The Justice Department has announced a $16.65 billion settlement with Bank of America over its role in the sale of mortgage-backed securities in the runup to the financial crisis.
The deal announced on Thursday calls for the bank, the second largest in the United States, to pay a $9.65 billion cash penalty, and provide about $7 billion of relief to struggling borrowers.
The settlement is by far the largest deal the Justice Department has reached with a bank over the 2008 mortgage meltdown. In the last year, JPMorgan Chase & Co. agreed to a $13 billion settlement while Citigroup reached a separate $7 billion deal.
The settlement is about the same as the bank’s total profit from the past three years.
The settlement resolves one of at least two dozen additional investigations by prosecutors nationwide, according to the New York Times.
The deal requires Bank of America to acknowledge making serious misrepresentations about the quality of its residential mortgage-backed securities issued by itself and by Countrywide Financial and Merrill Lynch. Those institutions were acquired by the bank when they were on the brink of failure in 2008 and they were responsible for the bulk of the questionable loans.
The deals are intended to offer some financial relief to homeowners, whose mortgages were bundled into securities by the banks in question and then sold to investors.
The securities contained residential mortgages from borrowers who were unlikely to be able to repay their loans. Still, the securities were promoted as relatively safe investments until the housing market collapsed and investors suffered billions of dollars in losses.
The poor quality of the loans led to huge losses for investors and a slew of foreclosures, kicking off the recession that began in late 2007. The cash totals now being paid by some of the country's largest banks are not nearly enough to reverse the damages caused by the bursting of the housing bubble and the ensuing recession.
For the Justice Department, which has been criticized for what has appeared to be a less than hard-charging response to the financial meltdown, which was the worst since the 1930s. The recession saw economies teetering, housing prices plummet and millions lose their jobs in the worldwide fallout.
For Wall Street, it is less a defeat than yet another warning that the piper will probably have to be paid. Citigroup and JPMorgan Chase have settled similar cases, and reports say Goldman Sachs and Wells Fargo are due for government scrutiny.
In July, Citigroup agreed to pay $7 billion to settle a U.S. government investigation into securities backed by risky subprime mortgages. In that settlement, Citigroup agreed to make a $4 billion civil monetary payment to the Justice Department, give an additional $500 million in compensatory payments to the state's attorney general and the Federal Deposit Insurance Corporation, and provide $2.5 billion in consumer relief, which was specified to include financing for construction and preservation of affordable housing as well as principal reduction and forbearance for residential loans.

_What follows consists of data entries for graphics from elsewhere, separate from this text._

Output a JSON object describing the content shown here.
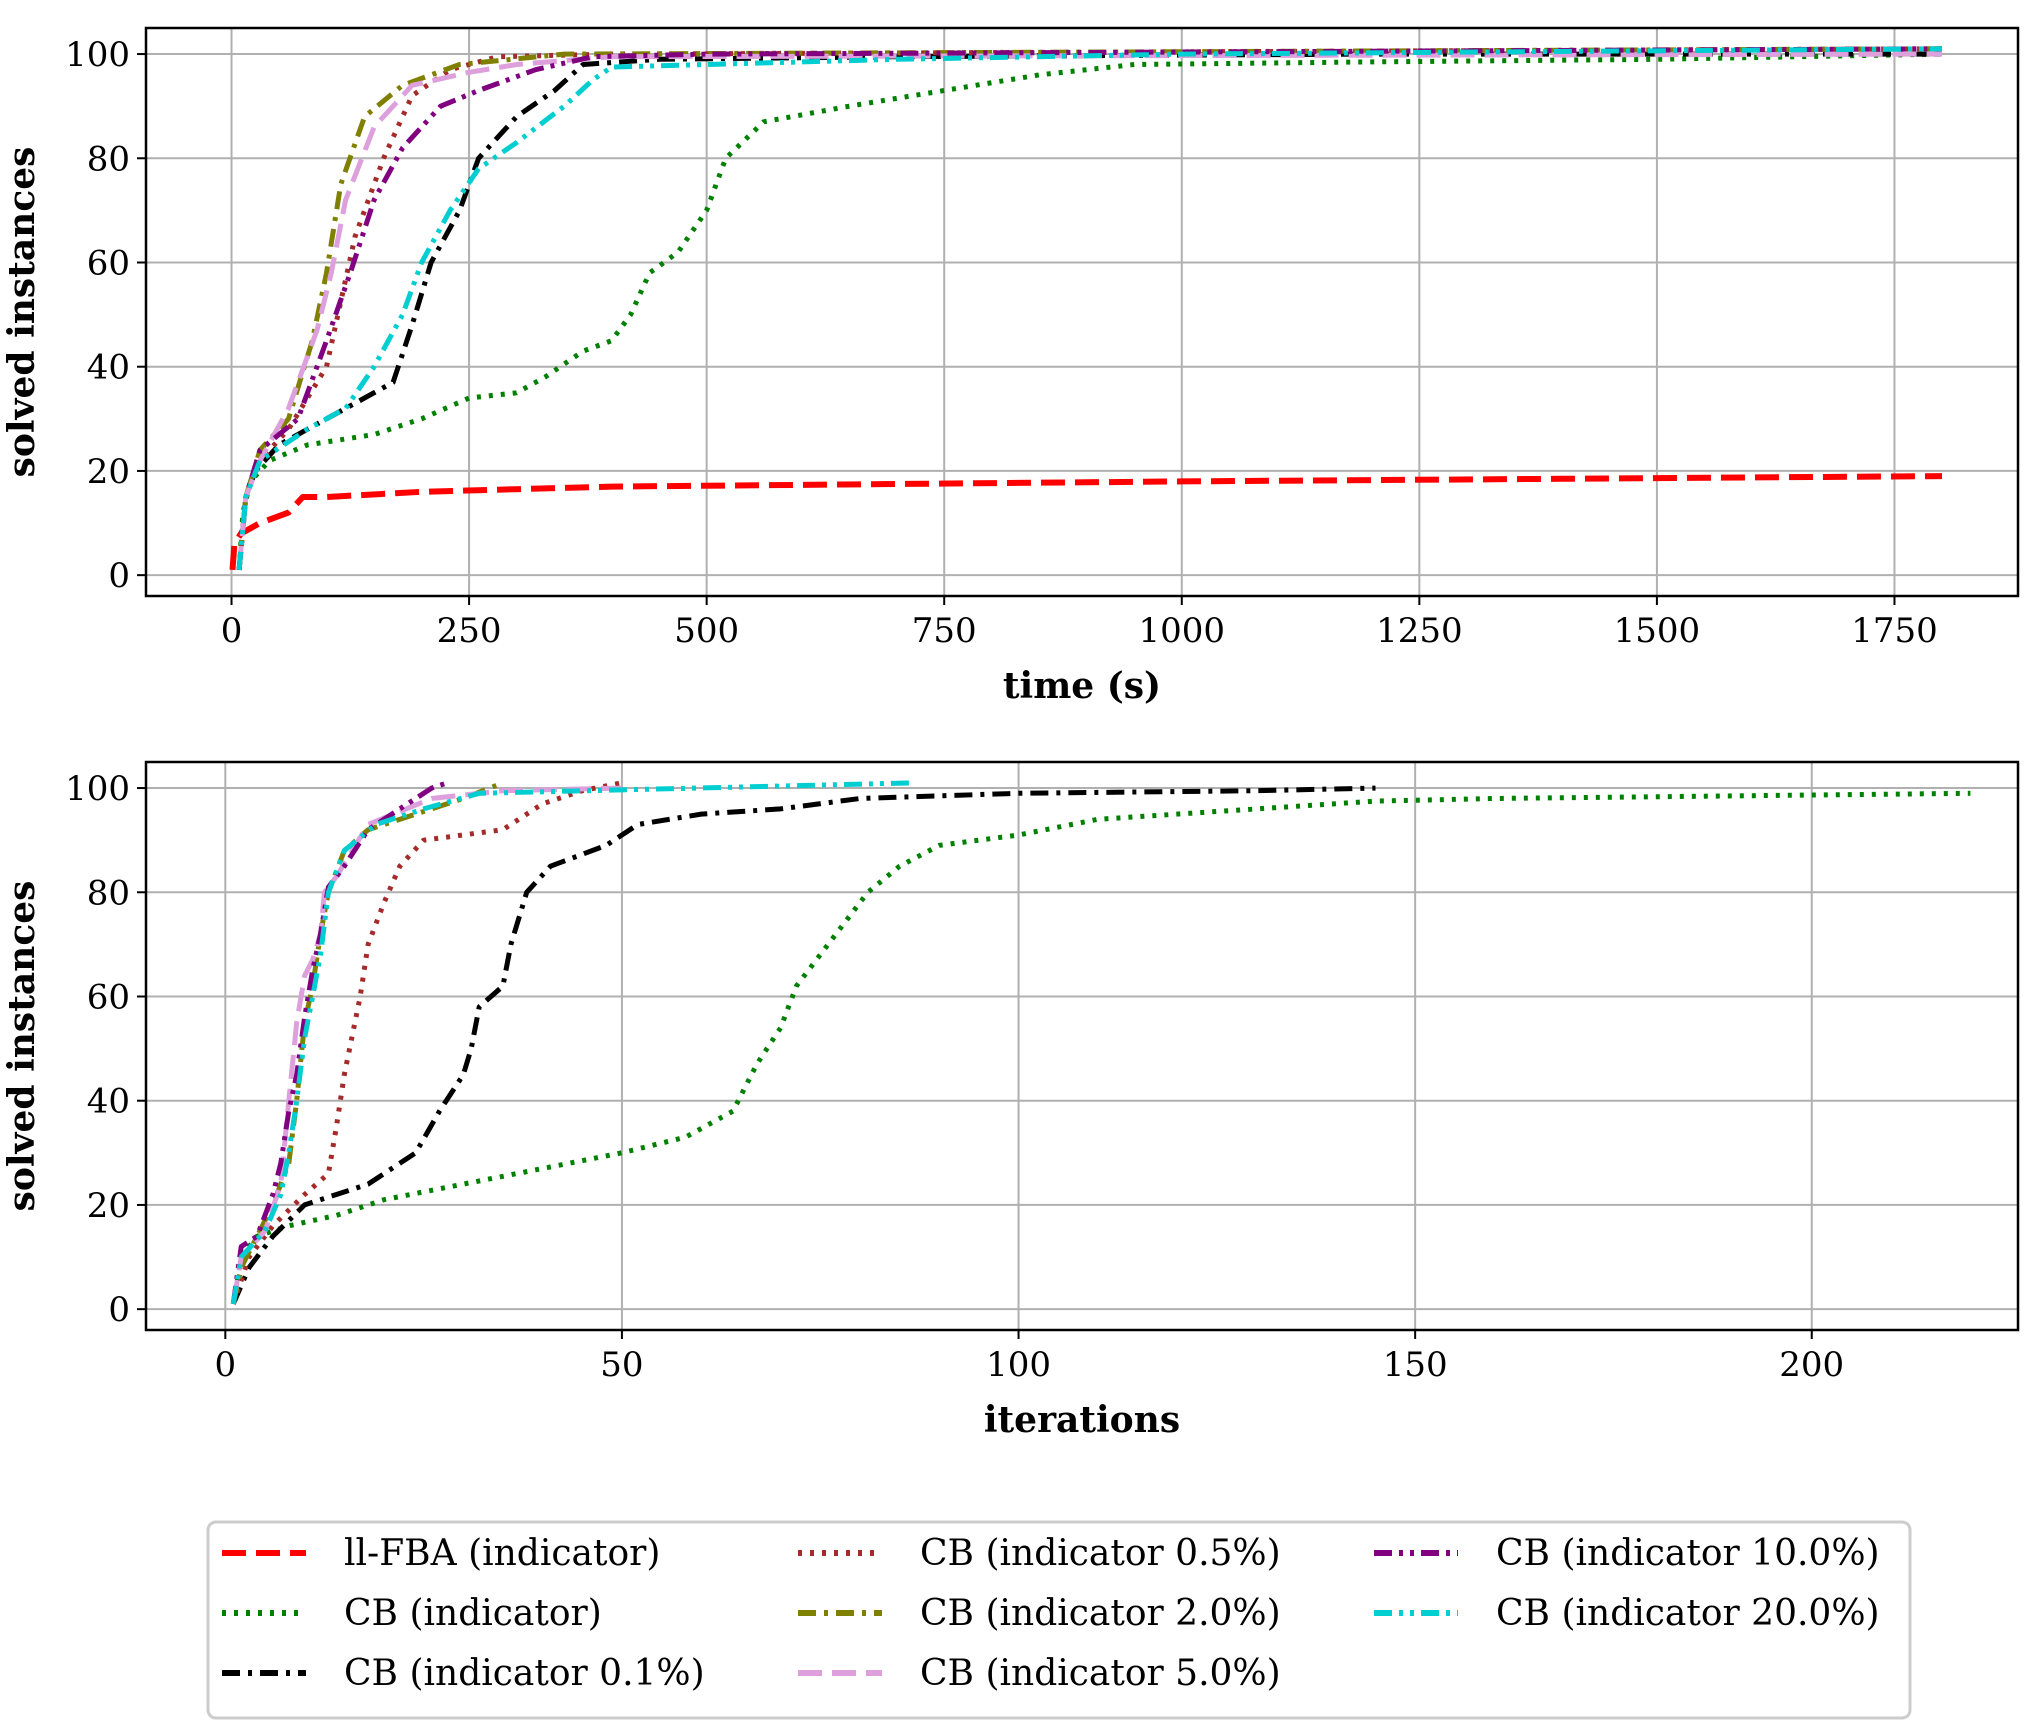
{
  "figure": {
    "legend_location": "bottom-center, below both panels",
    "legend": [
      {
        "label": "ll-FBA (indicator)",
        "color": "#ff0000",
        "style": "dashed"
      },
      {
        "label": "CB (indicator)",
        "color": "#008000",
        "style": "dotted"
      },
      {
        "label": "CB (indicator 0.1%)",
        "color": "#000000",
        "style": "dashdot"
      },
      {
        "label": "CB (indicator 0.5%)",
        "color": "#a52a2a",
        "style": "dotted"
      },
      {
        "label": "CB (indicator 2.0%)",
        "color": "#808000",
        "style": "dashdot"
      },
      {
        "label": "CB (indicator 5.0%)",
        "color": "#dda0dd",
        "style": "dashed"
      },
      {
        "label": "CB (indicator 10.0%)",
        "color": "#800080",
        "style": "dashdotdot"
      },
      {
        "label": "CB (indicator 20.0%)",
        "color": "#00ced1",
        "style": "dashdotdot"
      }
    ]
  },
  "chart_data": [
    {
      "type": "line",
      "xlabel": "time (s)",
      "ylabel": "solved instances",
      "xlim": [
        -90,
        1880
      ],
      "ylim": [
        -4,
        105
      ],
      "xticks": [
        0,
        250,
        500,
        750,
        1000,
        1250,
        1500,
        1750
      ],
      "yticks": [
        0,
        20,
        40,
        60,
        80,
        100
      ],
      "grid": true,
      "series": [
        {
          "name": "ll-FBA (indicator)",
          "points": [
            [
              1,
              1
            ],
            [
              3,
              6
            ],
            [
              10,
              8
            ],
            [
              30,
              10
            ],
            [
              60,
              12
            ],
            [
              75,
              15
            ],
            [
              100,
              15
            ],
            [
              200,
              16
            ],
            [
              400,
              17
            ],
            [
              700,
              17.5
            ],
            [
              1000,
              18
            ],
            [
              1400,
              18.5
            ],
            [
              1800,
              19
            ]
          ]
        },
        {
          "name": "CB (indicator)",
          "points": [
            [
              8,
              1
            ],
            [
              12,
              12
            ],
            [
              20,
              18
            ],
            [
              40,
              22
            ],
            [
              80,
              25
            ],
            [
              150,
              27
            ],
            [
              200,
              30
            ],
            [
              250,
              34
            ],
            [
              300,
              35
            ],
            [
              330,
              38
            ],
            [
              370,
              43
            ],
            [
              400,
              45
            ],
            [
              420,
              50
            ],
            [
              440,
              58
            ],
            [
              470,
              62
            ],
            [
              500,
              70
            ],
            [
              520,
              80
            ],
            [
              560,
              87
            ],
            [
              650,
              90
            ],
            [
              750,
              93
            ],
            [
              850,
              96
            ],
            [
              950,
              98
            ],
            [
              1200,
              98.5
            ],
            [
              1500,
              99
            ],
            [
              1800,
              100
            ]
          ]
        },
        {
          "name": "CB (indicator 0.1%)",
          "points": [
            [
              8,
              1
            ],
            [
              15,
              15
            ],
            [
              25,
              20
            ],
            [
              50,
              25
            ],
            [
              80,
              28
            ],
            [
              120,
              32
            ],
            [
              170,
              37
            ],
            [
              190,
              48
            ],
            [
              210,
              60
            ],
            [
              240,
              70
            ],
            [
              260,
              80
            ],
            [
              300,
              88
            ],
            [
              340,
              93
            ],
            [
              370,
              98
            ],
            [
              450,
              99
            ],
            [
              700,
              99.5
            ],
            [
              1200,
              100
            ],
            [
              1800,
              100
            ]
          ]
        },
        {
          "name": "CB (indicator 0.5%)",
          "points": [
            [
              8,
              1
            ],
            [
              15,
              15
            ],
            [
              30,
              22
            ],
            [
              60,
              28
            ],
            [
              100,
              40
            ],
            [
              130,
              65
            ],
            [
              160,
              80
            ],
            [
              190,
              92
            ],
            [
              230,
              97
            ],
            [
              280,
              99.5
            ],
            [
              400,
              100
            ],
            [
              1800,
              101
            ]
          ]
        },
        {
          "name": "CB (indicator 2.0%)",
          "points": [
            [
              8,
              1
            ],
            [
              15,
              15
            ],
            [
              30,
              24
            ],
            [
              60,
              30
            ],
            [
              85,
              45
            ],
            [
              100,
              58
            ],
            [
              115,
              75
            ],
            [
              140,
              88
            ],
            [
              180,
              94
            ],
            [
              240,
              98
            ],
            [
              350,
              100
            ],
            [
              1800,
              101
            ]
          ]
        },
        {
          "name": "CB (indicator 5.0%)",
          "points": [
            [
              8,
              1
            ],
            [
              15,
              15
            ],
            [
              30,
              22
            ],
            [
              60,
              32
            ],
            [
              90,
              47
            ],
            [
              105,
              58
            ],
            [
              120,
              72
            ],
            [
              150,
              86
            ],
            [
              190,
              94
            ],
            [
              250,
              96.5
            ],
            [
              300,
              98
            ],
            [
              400,
              99.5
            ],
            [
              1800,
              100
            ]
          ]
        },
        {
          "name": "CB (indicator 10.0%)",
          "points": [
            [
              8,
              1
            ],
            [
              15,
              15
            ],
            [
              30,
              24
            ],
            [
              70,
              30
            ],
            [
              100,
              45
            ],
            [
              125,
              58
            ],
            [
              150,
              72
            ],
            [
              180,
              82
            ],
            [
              220,
              90
            ],
            [
              260,
              93
            ],
            [
              320,
              97
            ],
            [
              380,
              99.5
            ],
            [
              500,
              100
            ],
            [
              1800,
              101
            ]
          ]
        },
        {
          "name": "CB (indicator 20.0%)",
          "points": [
            [
              8,
              1
            ],
            [
              15,
              15
            ],
            [
              30,
              22
            ],
            [
              80,
              28
            ],
            [
              120,
              32
            ],
            [
              150,
              40
            ],
            [
              180,
              50
            ],
            [
              200,
              60
            ],
            [
              230,
              70
            ],
            [
              260,
              78
            ],
            [
              300,
              83
            ],
            [
              350,
              90
            ],
            [
              380,
              95
            ],
            [
              400,
              97.5
            ],
            [
              500,
              98
            ],
            [
              700,
              99
            ],
            [
              1000,
              100
            ],
            [
              1800,
              101
            ]
          ]
        }
      ]
    },
    {
      "type": "line",
      "xlabel": "iterations",
      "ylabel": "solved instances",
      "xlim": [
        -10,
        226
      ],
      "ylim": [
        -4,
        105
      ],
      "xticks": [
        0,
        50,
        100,
        150,
        200
      ],
      "yticks": [
        0,
        20,
        40,
        60,
        80,
        100
      ],
      "grid": true,
      "series": [
        {
          "name": "CB (indicator)",
          "points": [
            [
              1,
              1
            ],
            [
              2,
              10
            ],
            [
              4,
              14
            ],
            [
              8,
              16
            ],
            [
              14,
              18
            ],
            [
              20,
              21
            ],
            [
              30,
              24
            ],
            [
              40,
              27
            ],
            [
              50,
              30
            ],
            [
              58,
              33
            ],
            [
              64,
              38
            ],
            [
              67,
              47
            ],
            [
              70,
              54
            ],
            [
              72,
              62
            ],
            [
              75,
              68
            ],
            [
              78,
              74
            ],
            [
              81,
              80
            ],
            [
              85,
              85
            ],
            [
              90,
              89
            ],
            [
              100,
              91
            ],
            [
              110,
              94
            ],
            [
              130,
              96
            ],
            [
              145,
              97.5
            ],
            [
              160,
              98
            ],
            [
              220,
              99
            ]
          ]
        },
        {
          "name": "CB (indicator 0.1%)",
          "points": [
            [
              1,
              1
            ],
            [
              3,
              8
            ],
            [
              6,
              14
            ],
            [
              10,
              20
            ],
            [
              14,
              22
            ],
            [
              18,
              24
            ],
            [
              24,
              30
            ],
            [
              27,
              38
            ],
            [
              30,
              45
            ],
            [
              31,
              50
            ],
            [
              32,
              58
            ],
            [
              35,
              62
            ],
            [
              36,
              70
            ],
            [
              38,
              80
            ],
            [
              41,
              85
            ],
            [
              48,
              89
            ],
            [
              52,
              93
            ],
            [
              60,
              95
            ],
            [
              70,
              96
            ],
            [
              80,
              98
            ],
            [
              100,
              99
            ],
            [
              130,
              99.5
            ],
            [
              145,
              100
            ]
          ]
        },
        {
          "name": "CB (indicator 0.5%)",
          "points": [
            [
              1,
              1
            ],
            [
              3,
              10
            ],
            [
              6,
              16
            ],
            [
              10,
              22
            ],
            [
              13,
              26
            ],
            [
              14,
              35
            ],
            [
              15,
              45
            ],
            [
              17,
              60
            ],
            [
              18,
              70
            ],
            [
              20,
              78
            ],
            [
              22,
              85
            ],
            [
              25,
              90
            ],
            [
              35,
              92
            ],
            [
              40,
              97
            ],
            [
              45,
              99.5
            ],
            [
              50,
              101
            ]
          ]
        },
        {
          "name": "CB (indicator 2.0%)",
          "points": [
            [
              1,
              1
            ],
            [
              2,
              8
            ],
            [
              4,
              14
            ],
            [
              6,
              20
            ],
            [
              8,
              28
            ],
            [
              9,
              40
            ],
            [
              10,
              55
            ],
            [
              11,
              62
            ],
            [
              12,
              72
            ],
            [
              13,
              80
            ],
            [
              15,
              88
            ],
            [
              18,
              92
            ],
            [
              24,
              95
            ],
            [
              30,
              98
            ],
            [
              35,
              101
            ]
          ]
        },
        {
          "name": "CB (indicator 5.0%)",
          "points": [
            [
              1,
              1
            ],
            [
              2,
              10
            ],
            [
              5,
              15
            ],
            [
              7,
              24
            ],
            [
              8,
              40
            ],
            [
              9,
              55
            ],
            [
              10,
              64
            ],
            [
              11,
              67
            ],
            [
              12,
              72
            ],
            [
              12.5,
              80
            ],
            [
              14,
              83
            ],
            [
              18,
              93
            ],
            [
              26,
              98
            ],
            [
              35,
              99.5
            ],
            [
              50,
              100
            ]
          ]
        },
        {
          "name": "CB (indicator 10.0%)",
          "points": [
            [
              1,
              1
            ],
            [
              2,
              12
            ],
            [
              4,
              14
            ],
            [
              6,
              22
            ],
            [
              7,
              28
            ],
            [
              8,
              38
            ],
            [
              9,
              45
            ],
            [
              10,
              56
            ],
            [
              11,
              65
            ],
            [
              12,
              72
            ],
            [
              13,
              81
            ],
            [
              15,
              85
            ],
            [
              18,
              92
            ],
            [
              22,
              96
            ],
            [
              26,
              100
            ],
            [
              28,
              101
            ]
          ]
        },
        {
          "name": "CB (indicator 20.0%)",
          "points": [
            [
              1,
              1
            ],
            [
              2,
              10
            ],
            [
              5,
              15
            ],
            [
              7,
              22
            ],
            [
              8,
              30
            ],
            [
              9,
              40
            ],
            [
              10,
              52
            ],
            [
              11,
              60
            ],
            [
              12,
              68
            ],
            [
              13,
              80
            ],
            [
              15,
              88
            ],
            [
              19,
              93
            ],
            [
              25,
              96
            ],
            [
              32,
              99
            ],
            [
              87,
              101
            ]
          ]
        }
      ]
    }
  ]
}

In November, JPMorgan Chase agreed to pay a $13 billion settlement over mislabeled mortgage securities that federal and state authorities said stoked the financial crisis. The deal included $9 billion in payments to authorities and $4 billion in relief to consumers – mainly homeowners – harmed by the conduct of JPMorgan and the two failed banks it took over during the crisis, Bear Stearns and Washington Mutual.